" There have been times when Australian court judgments have held enormous weight in courts throughout the world, certainly throughout the Commonwealth. Owen Dixon’s High Court in the 1950s and Anthony Mason’s High Court in the 1980s are examples. If there were an Olympic record for teams of judges – and why not since they have Olympic medals for tae kwon do and beach volleyball – the Mason court would have won gold year after year. The quality of its jurisprudence was the best in the world" – Geoffrey Robertson QC, Sydney Morning Herald, 30th August 2007.
This book comprises a selection of articles and speeches by Sir Anthony Mason written and delivered when he was a Justice and later Chief Justice of the High Court of Australia and after his retirement from that Court in 1995.
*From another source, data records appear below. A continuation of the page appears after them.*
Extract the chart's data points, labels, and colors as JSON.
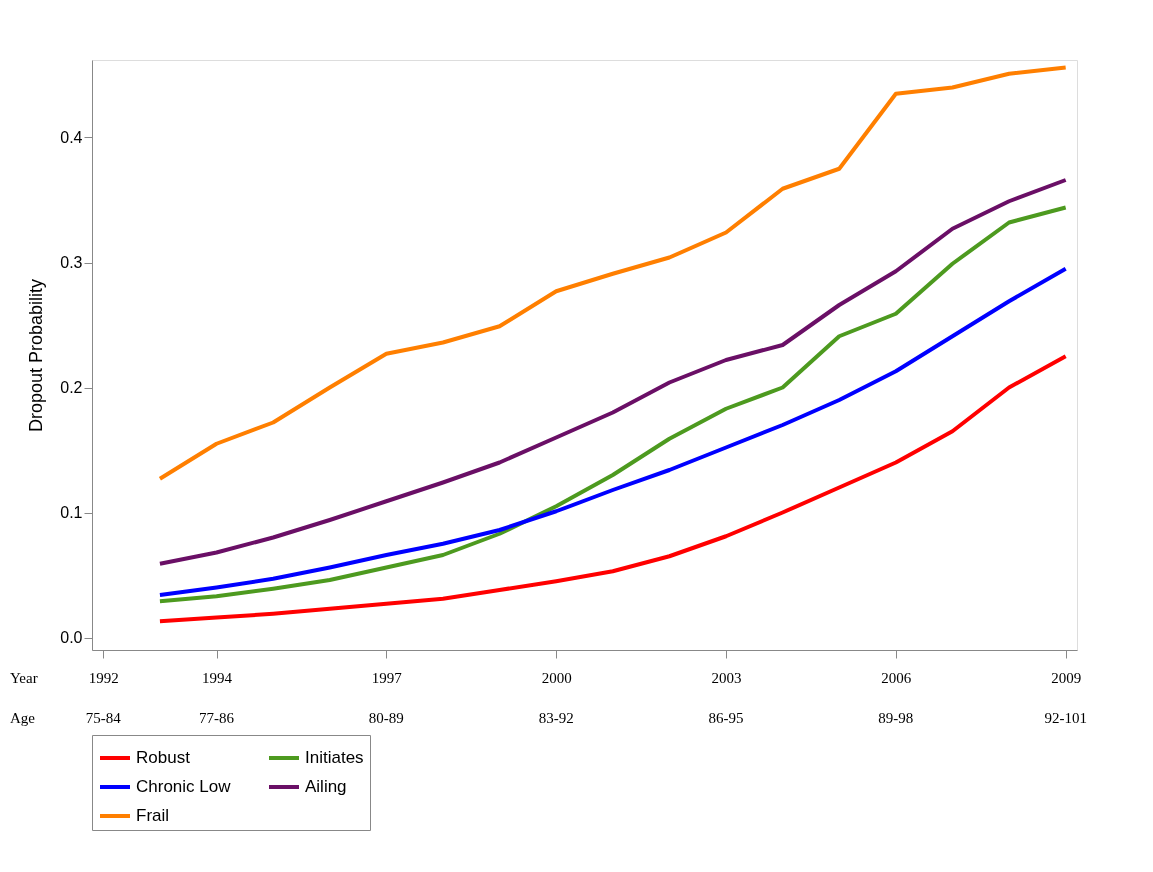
{
  "chart_data": {
    "type": "line",
    "ylabel": "Dropout Probability",
    "x": [
      1993,
      1994,
      1995,
      1996,
      1997,
      1998,
      1999,
      2000,
      2001,
      2002,
      2003,
      2004,
      2005,
      2006,
      2007,
      2008,
      2009
    ],
    "series": [
      {
        "name": "Robust",
        "color": "#ff0000",
        "values": [
          0.013,
          0.016,
          0.019,
          0.023,
          0.027,
          0.031,
          0.038,
          0.045,
          0.053,
          0.065,
          0.081,
          0.1,
          0.12,
          0.14,
          0.165,
          0.2,
          0.225
        ]
      },
      {
        "name": "Initiates",
        "color": "#4d9a1f",
        "values": [
          0.029,
          0.033,
          0.039,
          0.046,
          0.056,
          0.066,
          0.083,
          0.105,
          0.13,
          0.159,
          0.183,
          0.2,
          0.241,
          0.259,
          0.299,
          0.332,
          0.344
        ]
      },
      {
        "name": "Chronic Low",
        "color": "#0000ff",
        "values": [
          0.034,
          0.04,
          0.047,
          0.056,
          0.066,
          0.075,
          0.086,
          0.101,
          0.118,
          0.134,
          0.152,
          0.17,
          0.19,
          0.213,
          0.241,
          0.269,
          0.295
        ]
      },
      {
        "name": "Ailing",
        "color": "#6a0f66",
        "values": [
          0.059,
          0.068,
          0.08,
          0.094,
          0.109,
          0.124,
          0.14,
          0.16,
          0.18,
          0.204,
          0.222,
          0.234,
          0.266,
          0.293,
          0.327,
          0.349,
          0.366
        ]
      },
      {
        "name": "Frail",
        "color": "#ff7f00",
        "values": [
          0.127,
          0.155,
          0.172,
          0.2,
          0.227,
          0.236,
          0.249,
          0.277,
          0.291,
          0.304,
          0.324,
          0.359,
          0.375,
          0.435,
          0.44,
          0.451,
          0.456
        ]
      }
    ],
    "xlim": [
      1991.8,
      2009.2
    ],
    "xticks": [
      1992,
      1994,
      1997,
      2000,
      2003,
      2006,
      2009
    ],
    "ylim": [
      -0.01,
      0.462
    ],
    "yticks": [
      {
        "value": 0,
        "label": "0.0"
      },
      {
        "value": 0.1,
        "label": "0.1"
      },
      {
        "value": 0.2,
        "label": "0.2"
      },
      {
        "value": 0.3,
        "label": "0.3"
      },
      {
        "value": 0.4,
        "label": "0.4"
      }
    ],
    "annotations": [
      "Year",
      "Age",
      "75-84",
      "77-86",
      "80-89",
      "83-92",
      "86-95",
      "89-98",
      "92-101"
    ],
    "grid": false,
    "legend": "bottom",
    "line_style": "solid",
    "marker": "none"
  }
}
It demonstrates his long standing interest in the judicial process and his desire to communicate to the legal world and the public a more enlightened understanding of the proper scope of judicial law-making and the responsibility of judges for adapting the law to the changing conditions in society. It also displays his acknowledged mastery of public and private law and his belief in the growing significance of international and comparative law in the development of Australian law.
The book contains some important speeches and articles on constitutional and administrative law, international law, human rights, equity and contract, the High Court, judicial administration, advocacy, a significant media interview, a State of the Judicature report delivered as the Chief Justice of Australia and his swearing in speeches when appointed as a Justice and later Chief Justice of the High Court. Some of the selected speeches display Sir Anthony’s characteristic wit.
The book deals with highly topical subjects such as whether Australia should adopt a bill of rights, the health of Australia’s democratic institutions, the establishment of an Australian republic, globalization and the decline of parliamentary and national sovereignty.
The articles and speeches were chosen and edited by Professor Geoffrey Lindell in consultation with Sir Anthony.